The UK also ignored alerts issued by other EU states, it said, so that "vehicles stolen on the territory of another member state and located in the UK are not seized."
A team of Schengen experts warned the UK already in 2015 to curb its abuses, but it did not comply.
At the same time, the British government is demanding use of the database following the UK's exit from the European Union next year.
Spot checks by the same team of Schengen experts composed from various member states and the European Commission documented the full range of violations in early November last year after visiting government offices, police stations, and airports in places like Warrington, Heathrow, Hampshire, Southampton and Kent.
Around half the checks were surprise visits.
They found, among other things, "that some major deficiencies in the legal, operational, and technical implementation of SIS identified during the evaluation of 2015 were not effectively remedied and still persist."
Examples abounded.
The UK has made numerous full and partial copies of SIS, increasing the risk of data breach and of having it unlawfully shared with other authorities around the world.
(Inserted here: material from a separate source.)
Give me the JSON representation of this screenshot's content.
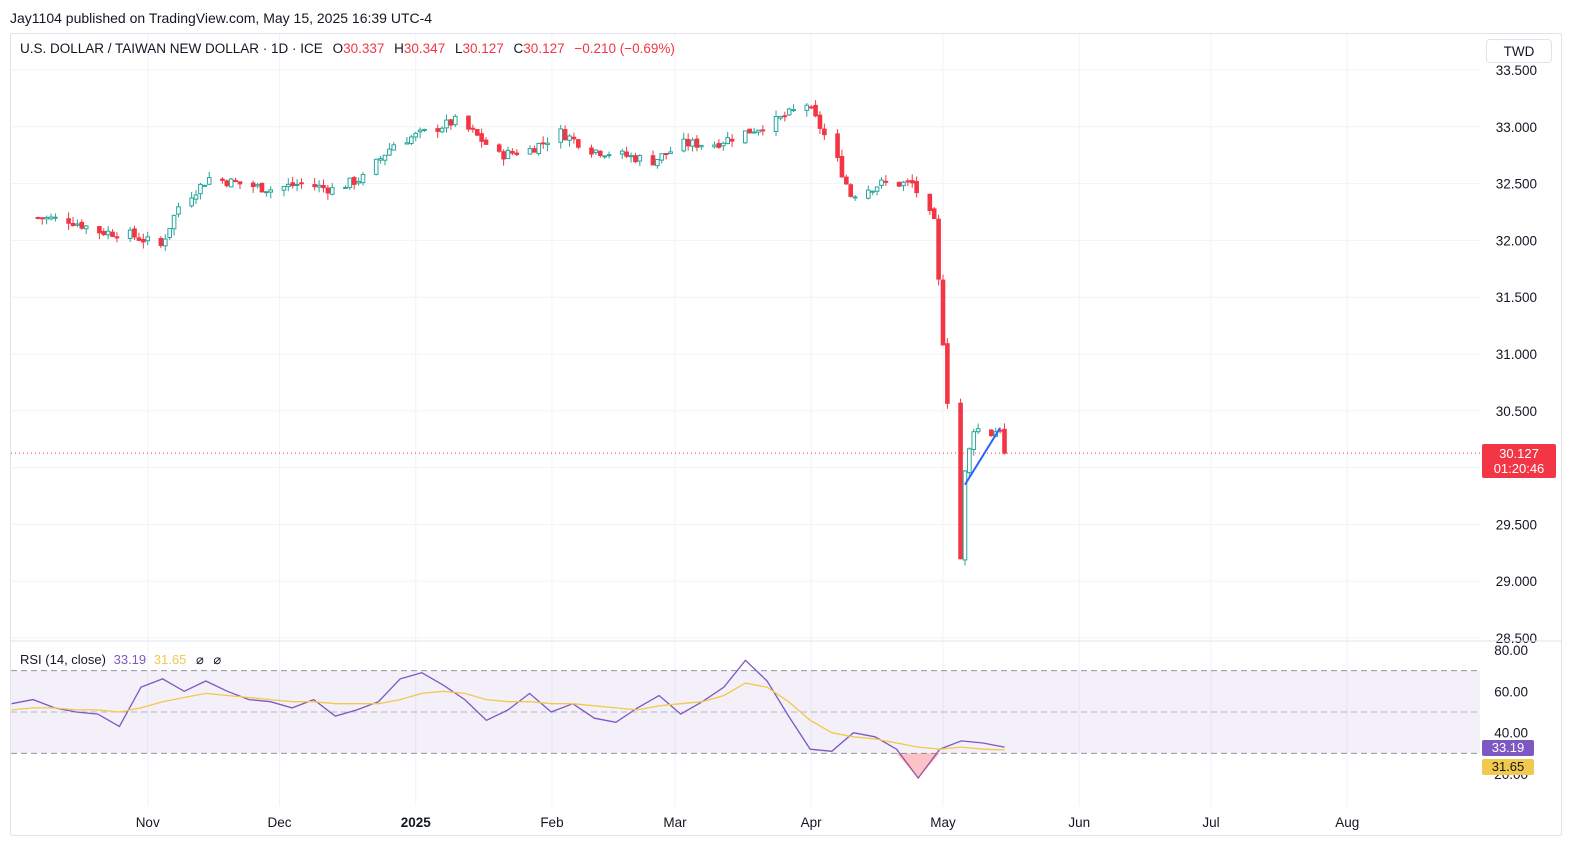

SIS contains information on nearly 500,000 non-EU citizens denied entry into Europe, as well as over 100,000 missing people, and some 36,000 criminal suspects. The Brits alone are said to have run some 539 million SIS checks last year.
Some of these copies were unlawfully stored on back-up laptops at airports and ports. Other copies were held at government offices. Other still were held by private contractors like CGI, a US-Canadian company, as well as IBM and ATOS, which were hired by the UK government to run the systems.
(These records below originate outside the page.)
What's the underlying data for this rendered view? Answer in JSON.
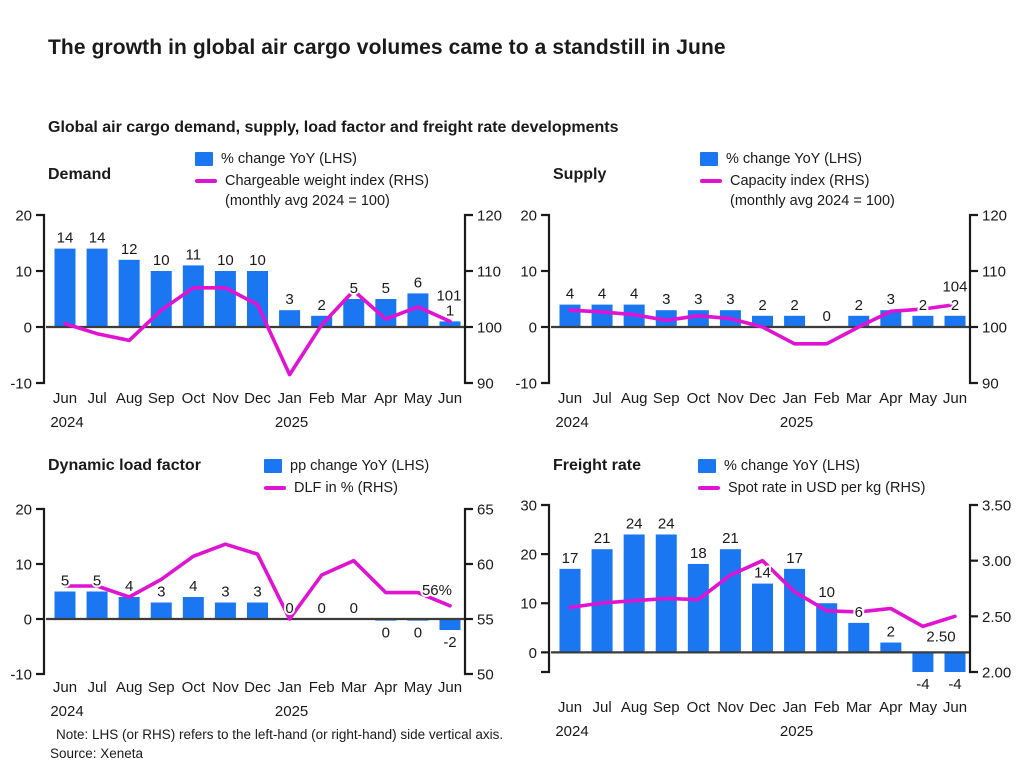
{
  "page": {
    "title": "The growth in global air cargo volumes came to a standstill in June",
    "subtitle": "Global air cargo demand, supply, load factor and freight rate developments",
    "note": "Note: LHS (or RHS) refers to the left-hand (or right-hand) side vertical axis.",
    "source": "Source: Xeneta"
  },
  "colors": {
    "bar": "#1B76F2",
    "line": "#E013D3",
    "zero_line": "#3C3C3C",
    "axis": "#1A1A1A",
    "text": "#1A1A1A"
  },
  "chart_data": [
    {
      "id": "demand",
      "type": "bar+line",
      "title": "Demand",
      "legend_bar_label": "% change YoY (LHS)",
      "legend_line_label": "Chargeable weight index (RHS)",
      "legend_line_label2": "(monthly avg 2024 = 100)",
      "categories": [
        "Jun",
        "Jul",
        "Aug",
        "Sep",
        "Oct",
        "Nov",
        "Dec",
        "Jan",
        "Feb",
        "Mar",
        "Apr",
        "May",
        "Jun"
      ],
      "year_labels": [
        {
          "month_index": 0,
          "label": "2024"
        },
        {
          "month_index": 7,
          "label": "2025"
        }
      ],
      "bars": {
        "name": "% change YoY (LHS)",
        "values": [
          14,
          14,
          12,
          10,
          11,
          10,
          10,
          3,
          2,
          5,
          5,
          6,
          1
        ],
        "labels": [
          "14",
          "14",
          "12",
          "10",
          "11",
          "10",
          "10",
          "3",
          "2",
          "5",
          "5",
          "6",
          "1"
        ]
      },
      "line": {
        "name": "Chargeable weight index (RHS)",
        "values": [
          100.6,
          98.8,
          97.6,
          103,
          107,
          107,
          104,
          91.5,
          100.4,
          106.5,
          101.4,
          103.6,
          101
        ],
        "end_label": "101"
      },
      "lhs_axis": {
        "min": -10,
        "max": 20,
        "tick_values": [
          20,
          10,
          0,
          -10
        ],
        "ticks": [
          "20",
          "10",
          "0",
          "-10"
        ]
      },
      "rhs_axis": {
        "min": 90,
        "max": 120,
        "tick_values": [
          120,
          110,
          100,
          90
        ],
        "ticks": [
          "120",
          "110",
          "100",
          "90"
        ]
      }
    },
    {
      "id": "supply",
      "type": "bar+line",
      "title": "Supply",
      "legend_bar_label": "% change YoY (LHS)",
      "legend_line_label": "Capacity index (RHS)",
      "legend_line_label2": "(monthly avg 2024 = 100)",
      "categories": [
        "Jun",
        "Jul",
        "Aug",
        "Sep",
        "Oct",
        "Nov",
        "Dec",
        "Jan",
        "Feb",
        "Mar",
        "Apr",
        "May",
        "Jun"
      ],
      "year_labels": [
        {
          "month_index": 0,
          "label": "2024"
        },
        {
          "month_index": 7,
          "label": "2025"
        }
      ],
      "bars": {
        "name": "% change YoY (LHS)",
        "values": [
          4,
          4,
          4,
          3,
          3,
          3,
          2,
          2,
          0,
          2,
          3,
          2,
          2
        ],
        "labels": [
          "4",
          "4",
          "4",
          "3",
          "3",
          "3",
          "2",
          "2",
          "0",
          "2",
          "3",
          "2",
          "2"
        ]
      },
      "line": {
        "name": "Capacity index (RHS)",
        "values": [
          103,
          102.7,
          102.2,
          101.2,
          102,
          101.5,
          100,
          97,
          97,
          100,
          102.8,
          103.2,
          104
        ],
        "end_label": "104"
      },
      "lhs_axis": {
        "min": -10,
        "max": 20,
        "tick_values": [
          20,
          10,
          0,
          -10
        ],
        "ticks": [
          "20",
          "10",
          "0",
          "-10"
        ]
      },
      "rhs_axis": {
        "min": 90,
        "max": 120,
        "tick_values": [
          120,
          110,
          100,
          90
        ],
        "ticks": [
          "120",
          "110",
          "100",
          "90"
        ]
      }
    },
    {
      "id": "dlf",
      "type": "bar+line",
      "title": "Dynamic load factor",
      "legend_bar_label": "pp change YoY (LHS)",
      "legend_line_label": "DLF in % (RHS)",
      "legend_line_label2": "",
      "categories": [
        "Jun",
        "Jul",
        "Aug",
        "Sep",
        "Oct",
        "Nov",
        "Dec",
        "Jan",
        "Feb",
        "Mar",
        "Apr",
        "May",
        "Jun"
      ],
      "year_labels": [
        {
          "month_index": 0,
          "label": "2024"
        },
        {
          "month_index": 7,
          "label": "2025"
        }
      ],
      "bars": {
        "name": "pp change YoY (LHS)",
        "values": [
          5,
          5,
          4,
          3,
          4,
          3,
          3,
          0,
          0,
          0,
          -0.3,
          -0.3,
          -2
        ],
        "labels": [
          "5",
          "5",
          "4",
          "3",
          "4",
          "3",
          "3",
          "0",
          "0",
          "0",
          "0",
          "0",
          "-2"
        ]
      },
      "line": {
        "name": "DLF in % (RHS)",
        "values": [
          58,
          58,
          57,
          58.6,
          60.7,
          61.8,
          60.9,
          55,
          59,
          60.3,
          57.4,
          57.4,
          56.2
        ],
        "end_label": "56%"
      },
      "lhs_axis": {
        "min": -10,
        "max": 20,
        "tick_values": [
          20,
          10,
          0,
          -10
        ],
        "ticks": [
          "20",
          "10",
          "0",
          "-10"
        ]
      },
      "rhs_axis": {
        "min": 50,
        "max": 65,
        "tick_values": [
          65,
          60,
          55,
          50
        ],
        "ticks": [
          "65",
          "60",
          "55",
          "50"
        ]
      }
    },
    {
      "id": "freight",
      "type": "bar+line",
      "title": "Freight rate",
      "legend_bar_label": "% change YoY (LHS)",
      "legend_line_label": "Spot rate in USD per kg (RHS)",
      "legend_line_label2": "",
      "categories": [
        "Jun",
        "Jul",
        "Aug",
        "Sep",
        "Oct",
        "Nov",
        "Dec",
        "Jan",
        "Feb",
        "Mar",
        "Apr",
        "May",
        "Jun"
      ],
      "year_labels": [
        {
          "month_index": 0,
          "label": "2024"
        },
        {
          "month_index": 7,
          "label": "2025"
        }
      ],
      "bars": {
        "name": "% change YoY (LHS)",
        "values": [
          17,
          21,
          24,
          24,
          18,
          21,
          14,
          17,
          10,
          6,
          2,
          -4,
          -4
        ],
        "labels": [
          "17",
          "21",
          "24",
          "24",
          "18",
          "21",
          "14",
          "17",
          "10",
          "6",
          "2",
          "-4",
          "-4"
        ]
      },
      "line": {
        "name": "Spot rate in USD per kg (RHS)",
        "values": [
          2.58,
          2.62,
          2.64,
          2.66,
          2.65,
          2.87,
          3.0,
          2.72,
          2.55,
          2.54,
          2.57,
          2.41,
          2.5
        ],
        "end_label": "2.50"
      },
      "lhs_axis": {
        "min": -4,
        "max": 30,
        "tick_values": [
          30,
          20,
          10,
          0
        ],
        "ticks": [
          "30",
          "20",
          "10",
          "0"
        ]
      },
      "rhs_axis": {
        "min": 2.0,
        "max": 3.5,
        "tick_values": [
          3.5,
          3.0,
          2.5,
          2.0
        ],
        "ticks": [
          "3.50",
          "3.00",
          "2.50",
          "2.00"
        ]
      }
    }
  ]
}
CGI now manages a SIS copy that included photographs, fingerprints and European Arrest Warrants. IBM manages a copy used by the UK's national border targeting centre as a service for the UK Home Office, which it then stores at a data centre owned by ATOS.
"Entrusting the management of the SIS technical copies to private contractors poses increased risks in terms of physical and logical data security, especially since the private contractors in the UK are not only hosting the systems but also implement changes to the system," the EU experts' report noted.
US companies holding such sensitive data may also be required to hand it over to the US government given demands by the USA Patriot Act, warned the EU document.
Meanwhile, the UK was using partial SIS data with a variety of national systems.
These included the Warning Index, which cross-references incoming travellers against national lists of known criminals and terrorists.
The Warning Index is held and managed by Fujitsu, a private contractor, on behalf of the UK Home Office, and is running at six UK airports.
The index is also one of the biggest violators of the SIS data and "constitutes an unlawful copying of SIS data", the EU report said.
Flagged alerts for arrests were not made available at the UK borders, complicating efforts by its own border guards from spotting returning foreign terrorist fighters.
Semaphore, a system used to capture inbound and outbound passenger information supplied by airlines and shipping companies, also has access to SIS as does the UK's central national database known as IDENT1.
IDENTI1 contains information like fingerprints and palm prints from people arrested by the British police. Those prints are then matched against records held by SIS.